Jack set down his cup and caught her reddened hand in his,
"Nor have you. Never a truer friend did a lad have than you Mrs Jane, what do you think I am that I would leave without a word to you?"
She smiled softly at him,
"A scamp and a scallywag, Mr Jonathon, just as you always were. A rogue too maybe, though perhaps not as shameless as you would like to think yourself."
He blinked at her in silence for a moment before dropping a light kiss on the roughened fingers,
"You were always a woman of discernment Mrs Jane, let us pray that you are right again. Though I think you would find that view to be in the minority."
She gave a snort of scorn,
"Folks are often quick to judge Mr Jonathon, and those with least knowledge and smallest cause to do so judge the quickest and the hardest."
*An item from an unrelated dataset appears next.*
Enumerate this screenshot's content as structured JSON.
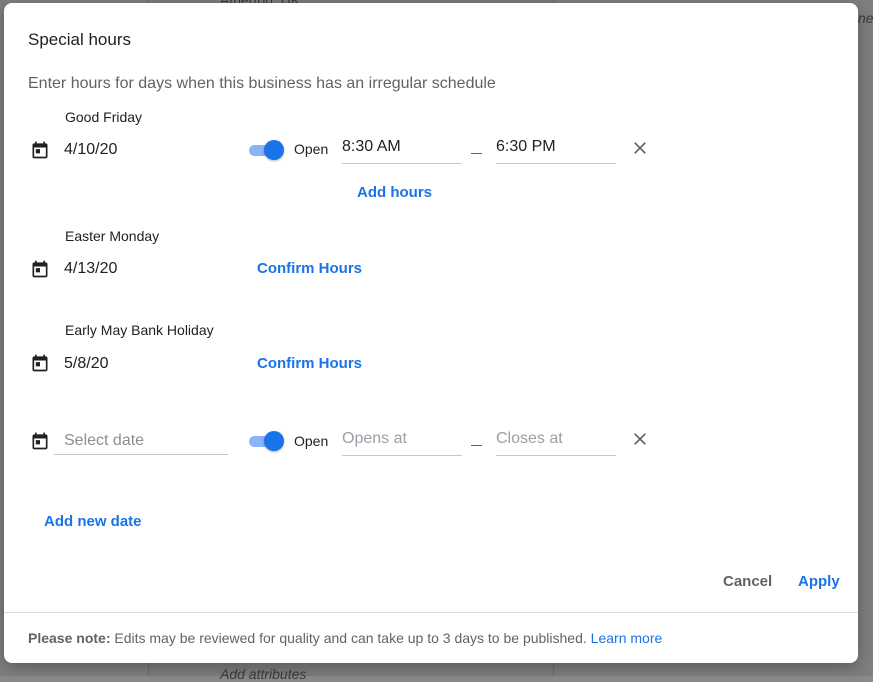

Catching the look that flashed across her face Jack wondered what experience it was that she spoke from, maybe that title of Mrs was not so honest after all. Not that he cared, though he could hope that Elizabeth would not need to learn the same bitter lesson. By Horry's grace she would be spared it and he would have one less sin to account for. He kissed the cook's fingers again and then let her hand fall,
"A woman of the world you are." He bit into the pie she had set beside his cup, "If your cooking wasn't so wonderful I'd say you've wasted your life stayin' on land, but tasting these pies, no man could say that was a waste."
She nodded and folder her hands on her apron, the smile lingering in her eyes though her mouth was prim.
"As I said a scamp and a scallywag."
He grinned at her as he licked the crumbs of pastry from his moustache with obvious pleasure,
"Aye that I am."

She looked him up and down then tossed Horry another conspiratorial smile,
"I'll see you at breakfast."
Then she left them, shutting the door carefully behind her.